Con la rimozione o la sostituzione delle “colonnine”, iniziata nell’aprile scorso, anche il pagamento dei titoli della sosta diventa contactless.
Si tratta di 250 parcometri di nuova generazione che si stanno aggiungendo gradualmente ai 1.150 già esistenti.
Le attività si concluderanno nel secondo semestre 2027, quando l’intera dotazione di parcometri sarà di ultima generazione.
Questo lavoro consente di proseguire nel percorso di dematerializzazione dei titoli della sosta, già avviato con i canali app, e che si completerà entro quest’anno con la definitiva eliminazione dei cosiddetti “grattini” .
Dal prossimo 30 giugno, infatti, edicole e tabaccherie non venderanno più le schede parcheggio, ma in alcuni punti vendita sarà possibile chiedere al titolare di effettuare il pagamento, come avviene già per ricariche telefoniche o bollette.
In nessun caso sarà necessario esporre le ricevute sul proprio cruscotto. Con il pagamento tramite app, tramite contactless o dal tabaccaio, verranno registrate le targhe che appariranno immediatamente nei sistemi digitali degli ausiliari del traffico.
In sintesi:
Basta un tap per pagare la sosta.
I nuovi parcometri consentono di gestire tutti i mezzi di pagamento, dal contante ai sistemi contactless con carta o cellulare: basta un tap e si parcheggia.
“Tap&Park” facilita la fruizione del servizio e va nella direzione di “Tap&Go”, il sistema di pagamento dei titoli di viaggio ormai utilizzato da milioni di viaggiatori su bus e metro.
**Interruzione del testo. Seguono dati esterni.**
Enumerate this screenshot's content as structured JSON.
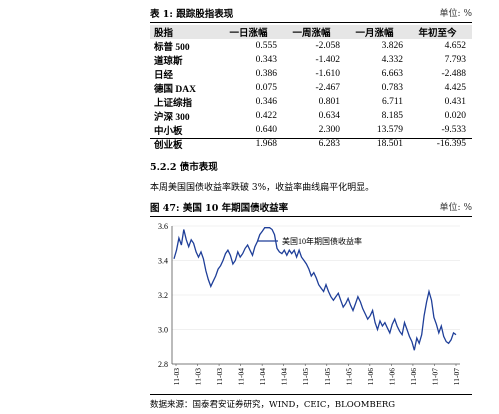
{
  "table": {
    "caption": "表 1:  跟踪股指表现",
    "unit": "单位: %",
    "headers": [
      "股指",
      "一日涨幅",
      "一周涨幅",
      "一月涨幅",
      "年初至今"
    ],
    "rows": [
      [
        "标普 500",
        "0.555",
        "-2.058",
        "3.826",
        "4.652"
      ],
      [
        "道琼斯",
        "0.343",
        "-1.402",
        "4.332",
        "7.793"
      ],
      [
        "日经",
        "0.386",
        "-1.610",
        "6.663",
        "-2.488"
      ],
      [
        "德国 DAX",
        "0.075",
        "-2.467",
        "0.783",
        "4.425"
      ],
      [
        "上证综指",
        "0.346",
        "0.801",
        "6.711",
        "0.431"
      ],
      [
        "沪深 300",
        "0.422",
        "0.634",
        "8.185",
        "0.020"
      ],
      [
        "中小板",
        "0.640",
        "2.300",
        "13.579",
        "-9.533"
      ],
      [
        "创业板",
        "1.968",
        "6.283",
        "18.501",
        "-16.395"
      ]
    ]
  },
  "section_title": "5.2.2  债市表现",
  "paragraph": "本周美国国债收益率跌破 3%，收益率曲线扁平化明显。",
  "figure": {
    "caption": "图 47:  美国 10 年期国债收益率",
    "unit": "单位: %"
  },
  "source": "数据来源：国泰君安证券研究，WIND，CEIC，BLOOMBERG",
  "chart_data": {
    "type": "line",
    "title": "",
    "xlabel": "",
    "ylabel": "",
    "ylim": [
      2.8,
      3.6
    ],
    "yticks": [
      "3.6",
      "3.4",
      "3.2",
      "3.0",
      "2.8"
    ],
    "ytick_values": [
      3.6,
      3.4,
      3.2,
      3.0,
      2.8
    ],
    "xticks": [
      "11-03",
      "11-03",
      "11-03",
      "11-04",
      "11-04",
      "11-04",
      "11-05",
      "11-05",
      "11-05",
      "11-06",
      "11-06",
      "11-06",
      "11-07",
      "11-07"
    ],
    "legend_position": "top-center",
    "color": "#1f3f99",
    "series": [
      {
        "name": "美国10年期国债收益率",
        "values": [
          3.41,
          3.46,
          3.53,
          3.49,
          3.58,
          3.52,
          3.48,
          3.52,
          3.5,
          3.45,
          3.42,
          3.45,
          3.41,
          3.34,
          3.29,
          3.25,
          3.28,
          3.31,
          3.35,
          3.37,
          3.4,
          3.44,
          3.46,
          3.43,
          3.38,
          3.4,
          3.45,
          3.42,
          3.44,
          3.47,
          3.49,
          3.46,
          3.43,
          3.48,
          3.51,
          3.55,
          3.57,
          3.59,
          3.59,
          3.59,
          3.58,
          3.55,
          3.47,
          3.45,
          3.44,
          3.46,
          3.43,
          3.46,
          3.44,
          3.46,
          3.42,
          3.46,
          3.42,
          3.4,
          3.38,
          3.35,
          3.31,
          3.33,
          3.3,
          3.26,
          3.24,
          3.22,
          3.26,
          3.22,
          3.19,
          3.17,
          3.19,
          3.21,
          3.17,
          3.13,
          3.15,
          3.18,
          3.14,
          3.11,
          3.15,
          3.19,
          3.16,
          3.12,
          3.09,
          3.06,
          3.08,
          3.11,
          3.04,
          3.0,
          3.05,
          3.02,
          3.04,
          3.01,
          2.98,
          3.03,
          3.06,
          3.02,
          2.99,
          2.97,
          3.04,
          3.0,
          2.96,
          2.93,
          2.88,
          2.95,
          2.92,
          2.97,
          3.08,
          3.16,
          3.22,
          3.17,
          3.07,
          3.03,
          2.98,
          3.02,
          2.96,
          2.93,
          2.92,
          2.94,
          2.98,
          2.97
        ]
      }
    ]
  }
}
Una volta effettuato il pagamento e inserito il numero di targa, il cliente non avrà bisogno di tornare in auto e lasciare la ricevuta perché l’operazione sarà immediatamente visibile sul dispositivo di controllo degli ausiliari del traffico.
Una notevole semplificazione per il cliente.
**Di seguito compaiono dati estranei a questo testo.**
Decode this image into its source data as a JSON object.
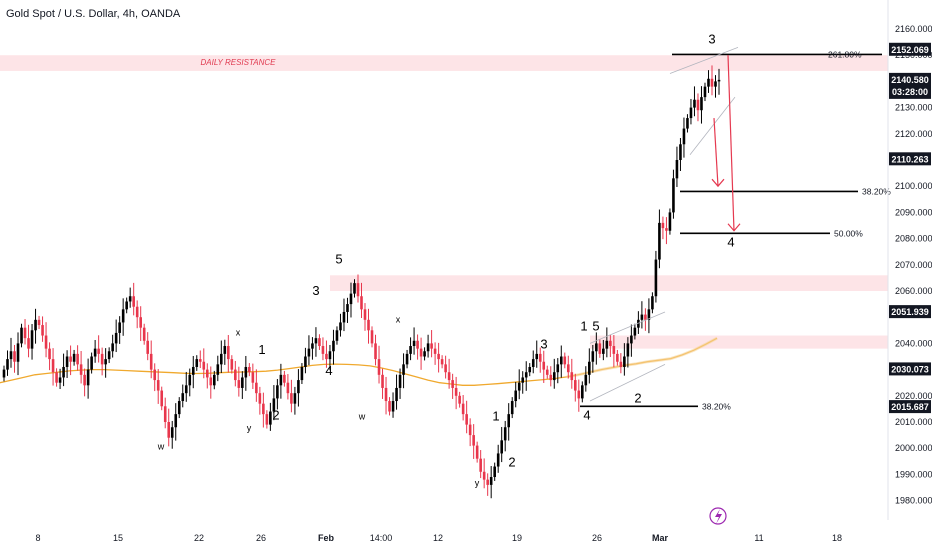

Per prolungare la stessa sosta basterà raggiungere un qualsiasi parcometro e ripetere l'operazione di digitazione della targa e pagamento, senza il bisogno di tornare all'auto per sostituire il tagliando.
Nuovi parcometri digitali a energia solare.
I nuovi parcometri hanno uno schermo digitale, touch screen da 10 pollici, con mappe e menu dinamici che guidano l’utente in tempo reale per le operazioni.
Sono anche attrezzati con pannelli solari che garantiscono una migliore gestione dell’autonomia energetica e possono inviare le ricevute dei pagamenti anche via mail (spesso utile per le ricevute di lavoro).
Stop alla produzione e vendita dei “grattini” (chi li ha può usarli fino al 31/12/2026)
Con la sostituzione dei parcometri e i pagamenti evoluti, si avvia la dematerializzazione dei titoli.
A partire dal prossimo 30 giugno verrà sospesa la stampa e la vendita dei cosiddetti “grattini”, le schede cartacee che si espongono sui cruscotti delle auto “grattando” i dati temporali di permanenza.
I clienti che ne fossero in possesso possono comunque utilizzarli, ma solo fino al prossimo 31 dicembre 2026.
La domanda di questi titoli cartacei si è andata sempre più riducendo nel tempo, grazie alla maggiore praticità rappresentata dai canali digitali tramite le app partner e i punti vendita diffusi sul territorio.